Zeitzeuge

Dr. Günther Heinzel

Köln, Nordrhein-Westfalen
* 1948

Wer mittendrin steckt, sieht meistens nicht sehr weit. Gewonnener Abstand ändert das.

Themen
  • Grenzerfahrungen
  • politische Haft
  • Bildung/Erziehung
  • Staatssicherheit
  • Flucht/Fluchthilfe
Sprache
  • Englisch

Biografisches

1948 geboren in Elgersburg in Thüringen
1962 Besuch des Gymnasiums "Arnoldischule" in Gotha
1965 Fluchtversuch, neun Monate Haft, u. a. im Gefängnis Ichtershausen
1966-1970 Hilfsarbeiter in einer Druckerei und Bauzeichner
1968 Abitur an der Kreisvolkshochschule Gotha
1970 Flucht nach West-Berlin, danach Studium der Zahnmedizin und Tätigkeit als Zahnarzt
1985 eigene Praxis in Köln
seit 2014 im Ruhestand und Fortsetzung der seit 1998 laufenden literarischen Versuche, Mitglied im Autorenforum Köln e. V.
 

Publikationen

2017 literarische Bearbeitung einer Fluchthilfe-Aktion: „Zwei plus Vier“, 360 S., Pro Business Berlin.
2008 Essay: „Zukünfte hinter uns“.
2002 Kurzgeschichte: „Am Fenster“, bedacht mit dem Ingeborg-Drewitz-Literaturpreis.
1998 Erstlingswerk: „Zel & Zel“.

Die Publikationen erschienen unter dem Pseudonym Reinhard Iben.

Kurzbeschreibung

Schon zur Grundschulzeit fiel mir der Widerspruch auf, der zwischen der Wirklichkeit und dem klaffte, was der Lehrer über den DDR-Sozialismus erzählte. Von der marxistisch-leninistischen Lehre, die an der Arnoldischule vermittelt wurde, empfand ich entscheidende Passagen als verbrecherisch. Kurz vor meinem 17. Geburtstag versuchte ich vergeblich, aus der DDR zu fliehen. Die folgende Haftstrafe bestätigte mein Urteil über jenen Staat.
Zwei Jahre nach Haftentlassung ergab sich eine Möglichkeit, mittels Fluchthilfe die DDR zu verlassen. Nach weiteren zwei Jahren startete das Unternehmen, doch durch unglückliche Umstände blieb meine Freundin im Osten zurück. Angekommen in West-Berlin, wollte ich sie so schnell wie möglich nachholen, doch die Fluchtwege wurden immer weniger. So versuchte ich selbst eine Fluchthilfemöglichkeit aufzubauen, was mir nach 18 Monaten gelang. Währenddessen hatte uns die Stasi schon mit dem Operativ-Vorgang "Architekt" im Visier und ein Spion in West-Berlin hatte Informationen über mich und meine Pläne an die Sowjets geliefert. Wir waren schneller und meine Freundin kam in einem alliierten Militärfahrzeug versteckt, unbemerkt über den Checkpoint Charlie. Zwei Monate später heirateten wir. In ganz kleinem Kreis.

Berichte

"Im Kofferraum in die Freiheit" – Günther und Eva Heinzel sprachen in der Arnoldischule Gotha über ihr Leben in der DDR und die Fluchten nach West-Berlin. Thüringische Landeszeitung, 15.04.2017.
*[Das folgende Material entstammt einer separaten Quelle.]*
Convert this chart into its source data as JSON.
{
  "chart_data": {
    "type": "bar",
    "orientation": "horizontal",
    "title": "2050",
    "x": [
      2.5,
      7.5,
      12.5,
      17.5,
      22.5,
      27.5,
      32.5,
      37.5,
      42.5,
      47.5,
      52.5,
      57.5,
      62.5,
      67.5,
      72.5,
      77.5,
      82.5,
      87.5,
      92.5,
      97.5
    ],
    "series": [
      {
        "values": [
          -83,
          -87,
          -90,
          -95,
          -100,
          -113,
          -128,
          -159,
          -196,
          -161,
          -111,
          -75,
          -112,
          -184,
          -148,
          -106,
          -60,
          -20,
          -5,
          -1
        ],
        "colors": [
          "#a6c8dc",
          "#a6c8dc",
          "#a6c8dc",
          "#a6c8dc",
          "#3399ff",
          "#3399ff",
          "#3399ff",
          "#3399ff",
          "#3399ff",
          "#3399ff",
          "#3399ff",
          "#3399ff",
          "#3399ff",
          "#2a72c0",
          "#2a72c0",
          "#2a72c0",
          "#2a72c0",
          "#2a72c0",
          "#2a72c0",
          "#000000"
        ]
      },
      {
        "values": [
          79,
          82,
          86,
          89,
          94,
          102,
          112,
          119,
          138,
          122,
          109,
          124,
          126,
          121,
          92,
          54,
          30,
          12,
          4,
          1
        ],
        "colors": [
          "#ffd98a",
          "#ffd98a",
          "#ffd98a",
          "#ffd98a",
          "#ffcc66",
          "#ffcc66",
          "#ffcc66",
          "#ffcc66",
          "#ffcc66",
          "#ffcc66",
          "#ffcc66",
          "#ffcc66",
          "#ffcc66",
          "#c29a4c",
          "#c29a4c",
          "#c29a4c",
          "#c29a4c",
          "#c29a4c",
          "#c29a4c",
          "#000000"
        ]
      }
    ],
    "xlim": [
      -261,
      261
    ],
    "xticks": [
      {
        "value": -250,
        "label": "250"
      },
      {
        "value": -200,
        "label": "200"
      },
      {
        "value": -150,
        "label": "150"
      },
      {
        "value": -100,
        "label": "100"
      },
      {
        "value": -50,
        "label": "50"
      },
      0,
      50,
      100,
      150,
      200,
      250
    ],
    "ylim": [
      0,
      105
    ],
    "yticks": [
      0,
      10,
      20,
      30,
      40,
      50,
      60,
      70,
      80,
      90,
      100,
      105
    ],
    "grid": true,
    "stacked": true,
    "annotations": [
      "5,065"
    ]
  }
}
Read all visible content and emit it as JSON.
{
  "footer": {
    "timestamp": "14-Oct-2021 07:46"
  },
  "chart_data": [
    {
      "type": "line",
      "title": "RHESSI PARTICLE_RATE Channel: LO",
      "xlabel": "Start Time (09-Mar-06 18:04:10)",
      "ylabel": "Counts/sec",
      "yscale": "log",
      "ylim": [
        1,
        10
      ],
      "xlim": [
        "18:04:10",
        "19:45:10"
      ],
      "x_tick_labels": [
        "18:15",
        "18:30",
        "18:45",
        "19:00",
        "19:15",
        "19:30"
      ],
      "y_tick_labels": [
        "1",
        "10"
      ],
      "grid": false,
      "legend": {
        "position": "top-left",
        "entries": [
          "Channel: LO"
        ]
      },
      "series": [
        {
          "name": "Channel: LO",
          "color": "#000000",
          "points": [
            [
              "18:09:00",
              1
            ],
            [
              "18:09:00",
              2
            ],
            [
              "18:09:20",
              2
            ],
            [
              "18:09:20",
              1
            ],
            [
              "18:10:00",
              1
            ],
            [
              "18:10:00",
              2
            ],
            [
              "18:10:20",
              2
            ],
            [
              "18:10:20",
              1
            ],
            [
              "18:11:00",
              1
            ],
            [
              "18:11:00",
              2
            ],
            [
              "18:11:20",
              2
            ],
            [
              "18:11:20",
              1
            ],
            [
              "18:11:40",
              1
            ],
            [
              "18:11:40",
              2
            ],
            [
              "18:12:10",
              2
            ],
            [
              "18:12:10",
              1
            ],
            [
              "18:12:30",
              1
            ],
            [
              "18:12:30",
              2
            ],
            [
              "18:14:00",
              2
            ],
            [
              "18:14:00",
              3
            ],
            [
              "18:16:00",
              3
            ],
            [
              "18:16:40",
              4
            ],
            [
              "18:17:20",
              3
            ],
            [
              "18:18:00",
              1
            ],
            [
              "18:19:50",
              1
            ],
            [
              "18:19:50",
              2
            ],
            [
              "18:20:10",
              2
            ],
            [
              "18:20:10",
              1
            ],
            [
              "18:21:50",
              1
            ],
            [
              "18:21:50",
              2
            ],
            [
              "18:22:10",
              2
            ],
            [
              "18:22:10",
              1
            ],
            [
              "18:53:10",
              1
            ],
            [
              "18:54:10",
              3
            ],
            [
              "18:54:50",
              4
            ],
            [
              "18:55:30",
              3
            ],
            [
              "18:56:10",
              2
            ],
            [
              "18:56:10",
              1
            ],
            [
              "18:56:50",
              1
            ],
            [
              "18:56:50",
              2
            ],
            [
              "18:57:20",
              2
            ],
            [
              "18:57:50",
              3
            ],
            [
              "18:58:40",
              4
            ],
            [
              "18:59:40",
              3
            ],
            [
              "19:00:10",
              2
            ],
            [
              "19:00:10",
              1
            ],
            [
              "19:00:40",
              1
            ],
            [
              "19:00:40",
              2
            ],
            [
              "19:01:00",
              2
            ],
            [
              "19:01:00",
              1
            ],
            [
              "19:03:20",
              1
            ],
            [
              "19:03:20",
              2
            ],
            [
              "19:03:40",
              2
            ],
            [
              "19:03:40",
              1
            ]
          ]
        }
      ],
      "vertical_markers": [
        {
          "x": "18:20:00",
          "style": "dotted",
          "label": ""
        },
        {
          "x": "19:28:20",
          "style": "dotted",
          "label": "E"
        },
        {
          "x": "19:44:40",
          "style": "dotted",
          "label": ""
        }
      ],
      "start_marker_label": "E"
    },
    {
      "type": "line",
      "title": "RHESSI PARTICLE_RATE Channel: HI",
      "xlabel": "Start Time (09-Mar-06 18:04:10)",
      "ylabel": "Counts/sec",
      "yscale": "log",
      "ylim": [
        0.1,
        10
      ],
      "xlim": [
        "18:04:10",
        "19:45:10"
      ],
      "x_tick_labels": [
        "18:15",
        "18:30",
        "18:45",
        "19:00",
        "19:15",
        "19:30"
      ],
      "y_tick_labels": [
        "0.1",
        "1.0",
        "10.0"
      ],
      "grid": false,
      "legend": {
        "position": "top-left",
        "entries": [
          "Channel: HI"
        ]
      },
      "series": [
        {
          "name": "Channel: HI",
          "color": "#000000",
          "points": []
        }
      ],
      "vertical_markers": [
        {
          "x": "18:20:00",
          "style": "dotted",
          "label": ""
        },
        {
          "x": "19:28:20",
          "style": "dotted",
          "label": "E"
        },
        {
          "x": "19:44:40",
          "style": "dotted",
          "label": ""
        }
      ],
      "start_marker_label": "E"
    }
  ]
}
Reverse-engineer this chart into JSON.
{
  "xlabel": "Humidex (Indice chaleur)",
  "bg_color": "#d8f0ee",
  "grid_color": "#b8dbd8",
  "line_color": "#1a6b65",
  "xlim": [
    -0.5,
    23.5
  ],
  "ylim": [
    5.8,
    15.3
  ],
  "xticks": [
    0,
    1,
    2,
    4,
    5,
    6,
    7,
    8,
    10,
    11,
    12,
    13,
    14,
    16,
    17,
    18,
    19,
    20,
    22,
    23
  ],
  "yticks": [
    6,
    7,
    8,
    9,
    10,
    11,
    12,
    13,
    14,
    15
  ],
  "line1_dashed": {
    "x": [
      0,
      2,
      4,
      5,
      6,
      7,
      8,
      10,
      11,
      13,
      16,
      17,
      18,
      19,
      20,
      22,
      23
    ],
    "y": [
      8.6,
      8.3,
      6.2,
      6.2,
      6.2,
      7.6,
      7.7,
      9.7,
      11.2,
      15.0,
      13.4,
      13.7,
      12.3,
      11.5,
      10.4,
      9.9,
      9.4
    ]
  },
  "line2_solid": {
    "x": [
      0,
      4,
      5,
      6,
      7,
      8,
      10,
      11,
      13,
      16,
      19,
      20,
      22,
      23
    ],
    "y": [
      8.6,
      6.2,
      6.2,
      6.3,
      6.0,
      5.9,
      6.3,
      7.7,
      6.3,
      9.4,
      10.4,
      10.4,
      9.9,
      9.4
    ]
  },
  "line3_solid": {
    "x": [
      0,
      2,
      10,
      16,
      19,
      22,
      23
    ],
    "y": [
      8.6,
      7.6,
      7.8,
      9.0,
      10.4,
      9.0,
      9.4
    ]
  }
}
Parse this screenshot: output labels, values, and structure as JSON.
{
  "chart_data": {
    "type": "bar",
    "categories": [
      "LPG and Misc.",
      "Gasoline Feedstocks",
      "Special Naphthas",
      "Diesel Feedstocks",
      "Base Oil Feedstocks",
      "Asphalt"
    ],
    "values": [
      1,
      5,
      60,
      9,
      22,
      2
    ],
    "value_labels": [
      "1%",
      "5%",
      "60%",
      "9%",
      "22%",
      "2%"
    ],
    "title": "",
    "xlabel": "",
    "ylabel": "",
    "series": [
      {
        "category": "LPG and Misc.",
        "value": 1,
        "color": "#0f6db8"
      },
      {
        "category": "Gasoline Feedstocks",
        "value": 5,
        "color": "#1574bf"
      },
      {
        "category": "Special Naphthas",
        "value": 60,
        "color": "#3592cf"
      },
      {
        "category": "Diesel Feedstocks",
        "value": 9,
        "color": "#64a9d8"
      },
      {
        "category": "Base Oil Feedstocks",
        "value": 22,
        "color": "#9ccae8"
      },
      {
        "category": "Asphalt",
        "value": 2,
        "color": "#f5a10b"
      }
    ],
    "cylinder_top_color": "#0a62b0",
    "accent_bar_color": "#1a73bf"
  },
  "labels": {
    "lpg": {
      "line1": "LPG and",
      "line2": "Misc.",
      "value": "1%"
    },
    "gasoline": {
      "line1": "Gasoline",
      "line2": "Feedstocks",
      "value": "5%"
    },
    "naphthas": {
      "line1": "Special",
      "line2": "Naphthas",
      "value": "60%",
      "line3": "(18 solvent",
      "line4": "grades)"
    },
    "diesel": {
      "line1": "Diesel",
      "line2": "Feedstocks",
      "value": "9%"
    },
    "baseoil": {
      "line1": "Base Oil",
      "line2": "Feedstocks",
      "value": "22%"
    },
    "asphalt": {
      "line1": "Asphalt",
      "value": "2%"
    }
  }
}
"Überwachung, Bespitzelung, Repressalien - Einblicke in die Aufgaben und Funktion des Ministeriums für Staatssicherheit in der DDR" – Zehntklässer der Arnoldischule Gotha beschäftigten sich mit den Stasiakten von Eva und Günther Heinzel und befragten sie anschließend zu ihren Erfahrungen. Bericht des Schülers Friedrich Reucker, 06.04.2017.

"Blick auf ein DDR-Schicksal aus den Perspektiven der Stasi und der Opfer" – traditioneller Besuch von Eva und Günther Heinzel bei den zehnten Klassen der Arnoldischule Gotha. Bericht der Schüler Paul Freise und Fabian Rehme, meinAnzeiger, 23.03.2016.

"Gothaer Schüler konnten Günther Heinzel befragen" – Günther Heinzel zu Besuch in seiner alten Schule, der Arnoldischule Gotha. Thüringer Allgemeine, 22.12.2011.